How do you feel that your work with painting and text complement each other?
– The painting always comes first, and the thought afterward. That is the natural order and why the medium is so strong. But painting is metaphysical and comes with certain experiences, and in recent years, I have been writing a logbook in the studio and letting the texts grow and follow the painting like a tail, like its own boatswain's song. In the past, it was more common for painters to write a logbook, and I think it is important that those who know the ocean are the ones who create a language around its principles.
How did it feel to receive the news that you were accepted for the expedition?
– Overwhelmed with joy, I have probably never been so happy about something like this, although there is nothing like it. What I mean is that it is a big commitment to ask to travel in this way, and once you have formulated it – there is no turning back. Then it was real, and it meant a lot to me that I got it.

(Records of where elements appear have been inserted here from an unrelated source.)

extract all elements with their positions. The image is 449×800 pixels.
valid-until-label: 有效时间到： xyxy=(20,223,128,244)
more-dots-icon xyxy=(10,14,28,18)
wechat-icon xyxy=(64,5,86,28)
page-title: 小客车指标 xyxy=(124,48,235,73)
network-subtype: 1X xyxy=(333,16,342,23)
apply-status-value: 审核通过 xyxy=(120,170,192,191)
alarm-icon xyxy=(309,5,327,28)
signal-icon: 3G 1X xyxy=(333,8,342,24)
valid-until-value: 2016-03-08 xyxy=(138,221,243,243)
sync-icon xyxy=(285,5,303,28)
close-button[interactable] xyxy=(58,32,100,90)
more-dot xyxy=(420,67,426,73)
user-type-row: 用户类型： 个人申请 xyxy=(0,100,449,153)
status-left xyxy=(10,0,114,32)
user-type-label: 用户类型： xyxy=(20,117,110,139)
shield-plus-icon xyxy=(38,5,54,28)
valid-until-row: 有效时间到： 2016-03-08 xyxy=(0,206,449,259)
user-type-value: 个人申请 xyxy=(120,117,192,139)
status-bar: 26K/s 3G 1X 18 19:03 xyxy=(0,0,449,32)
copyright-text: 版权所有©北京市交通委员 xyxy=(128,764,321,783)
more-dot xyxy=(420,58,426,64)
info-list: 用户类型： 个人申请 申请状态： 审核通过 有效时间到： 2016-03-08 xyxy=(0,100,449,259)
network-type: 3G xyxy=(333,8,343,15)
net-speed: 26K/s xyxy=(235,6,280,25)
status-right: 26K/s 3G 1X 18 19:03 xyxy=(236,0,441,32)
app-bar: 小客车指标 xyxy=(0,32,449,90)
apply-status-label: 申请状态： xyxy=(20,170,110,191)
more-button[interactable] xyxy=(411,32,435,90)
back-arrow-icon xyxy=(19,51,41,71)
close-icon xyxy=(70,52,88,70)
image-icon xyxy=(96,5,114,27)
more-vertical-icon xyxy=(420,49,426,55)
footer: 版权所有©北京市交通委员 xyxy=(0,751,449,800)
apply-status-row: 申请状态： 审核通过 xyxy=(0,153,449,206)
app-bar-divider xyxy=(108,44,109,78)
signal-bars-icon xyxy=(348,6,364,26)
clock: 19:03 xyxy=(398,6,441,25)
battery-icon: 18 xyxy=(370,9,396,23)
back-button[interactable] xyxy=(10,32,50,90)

In what way do you think the extreme Arctic environment will influence your creation?
– I like to expose myself and my senses, which are the tools for making paintings, to situations that can change what was the previous form. That's why I prefer to be the model for my paintings myself – that I have stood in them, lived in them, and felt how they tear at the skin and come into being there and then. I often think of it as a strange kind of extreme sport, minus the sporty aspect, and that's why I often look for the extreme. It's in the extremes that the big differences are visible.
Is there anything in particular you hope to get out of this expedition, both as an artist and as a person?
– That I stop being so terribly afraid of paperwork and administration because there was a lot to prepare for this trip. No, joking aside, yes, a lot. But that has to follow in the artistic expression because, just like with research, you can know what you are looking for – but not what you get.